Il Garum dei Romano, prima ancora di essere commercializzato, aveva già partecipato a dei test con degustazione alla cieca nel 2021, ricevendo la medaglia d’oro e il top 50 al mondo nel concorso “International Taste Awards”; in seguito, sono arrivati altri prestigiosi riconoscimenti, tra i più recenti quello di Forbes.
«Inoltre, ha suscitato l’interesse delle telecamere di Geo, che sono entrate nel nostro laboratorio per documentare alcune fasi di lavorazione e, nella prossima stagione, verrà trasmesso un interessante servizio» prosegue Pamela.
«La commercializzazione è avvenuta solo adesso per diversi motivi. Dovevamo creare un packaging ad hoc: infatti abbiamo scelto le bottiglie “antica farmacia”, con tappo contagocce in legno per richiamare appunto un po’ lo stile di una volta e poi volevamo avere più informazioni possibili, grati per essere riusciti a risalire attraverso questo splendido percorso storico». Nel frattempo il garum ha fatto il suo affinamento nei cariteddhi, botticelle di rovere usate in Puglia per conservare il vino. Il risultato finale è un liquido ambrato, alla vista ricorda il rum, il sapore ormai è lontano dal pesce, con note dolci e speziate, un piacevole mix tra liquirizia e salse orientali e il profumo ricorda quello dei distillati.
«Possiamo affermare che siamo, in un certo senso, riusciti a far rivivere la storia. Infatti, grazie al tempo, il Garum dei Romano non è più una salsa dal gusto sapido e dall’odore forte che deve essere per forza diluita con altri elementi per diventare commestibile, ma diventa così un concentrato di “umami”, esaltatore di sapori.

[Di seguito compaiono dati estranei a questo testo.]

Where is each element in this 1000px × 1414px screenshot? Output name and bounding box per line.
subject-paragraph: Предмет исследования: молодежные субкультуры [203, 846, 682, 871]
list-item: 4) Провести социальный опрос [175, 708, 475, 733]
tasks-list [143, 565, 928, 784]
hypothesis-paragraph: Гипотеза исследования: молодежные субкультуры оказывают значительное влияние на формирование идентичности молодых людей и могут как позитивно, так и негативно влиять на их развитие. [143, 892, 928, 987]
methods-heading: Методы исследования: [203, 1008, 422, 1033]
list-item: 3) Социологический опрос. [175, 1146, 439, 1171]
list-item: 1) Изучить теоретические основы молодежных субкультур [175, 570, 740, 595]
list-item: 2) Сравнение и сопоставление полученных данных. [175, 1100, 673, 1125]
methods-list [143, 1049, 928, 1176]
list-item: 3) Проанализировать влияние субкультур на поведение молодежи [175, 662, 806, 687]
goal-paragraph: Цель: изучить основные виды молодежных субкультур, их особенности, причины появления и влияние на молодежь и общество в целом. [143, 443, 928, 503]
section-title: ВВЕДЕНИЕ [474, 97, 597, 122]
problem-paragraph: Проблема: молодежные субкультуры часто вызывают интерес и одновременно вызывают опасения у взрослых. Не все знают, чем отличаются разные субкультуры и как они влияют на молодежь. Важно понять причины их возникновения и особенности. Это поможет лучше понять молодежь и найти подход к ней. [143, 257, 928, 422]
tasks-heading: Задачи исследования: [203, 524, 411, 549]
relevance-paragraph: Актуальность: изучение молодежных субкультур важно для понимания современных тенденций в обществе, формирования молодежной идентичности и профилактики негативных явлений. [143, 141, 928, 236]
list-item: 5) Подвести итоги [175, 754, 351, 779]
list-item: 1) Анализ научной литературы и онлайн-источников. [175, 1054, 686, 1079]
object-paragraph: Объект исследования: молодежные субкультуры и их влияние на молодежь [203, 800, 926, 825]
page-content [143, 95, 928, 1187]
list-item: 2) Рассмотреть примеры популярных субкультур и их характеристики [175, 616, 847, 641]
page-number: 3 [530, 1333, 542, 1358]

Innumerevoli sono gli usi in cucina: sia a crudo che in cottura, in sostituzione del classico dado da cucina. È indicato nella marinatura di carne, pesce, verdure, per primi piatti e risotti, zuppe, insalate, poke e sushi ed inoltre svolge un’azione lievitante durante la panificazione».
Si scopriranno sapori talmente sorprendenti che sarà difficile non averlo nella propria cucina! Sostituisce l’uso del sale, quindi è indicato nelle diete iposodiche, è un forte ricostituente, rinforza le difese immunitarie, rafforza la flora batterica, stimola l’appetito e molto altro. È una fonte di ricerca e ci auguriamo che presto venga studiato dalle università.
In passato abbiamo effettuato degli studi sul nostro Pescatorino® (fermentato di tonno e pesce spada con aggiunta di ricciola e altri pesci pregiati, NdR) tramite l’Università di Ancona, finanziati dalla Regione Marche e le scoperte sono state notevoli. Avremmo voluto continuare gli studi con il Garum, dato che abbiamo delle ottime basi a sostegno di ciò, ma la Regione Puglia non ci ha aiutati. Un vero peccato: con rammarico abbiamo trovato chiusa questa porta ma ci auguriamo che qualcuno ci sostenga in questo progetto. Nel frattempo perfezioniamo il prossimo lotto di Garum e ci concentriamo sui prodotti futuri».

In foto, Valerio, Pamela e Danilo Romano. Il loro brand, Offishina, la scorsa estate ha ricevuto una e-mail da Forbes che informava l’azienda, che ha sede a Matino (LE), che era entrata a far parte delle “100 Eccellenze Italiane 2023”.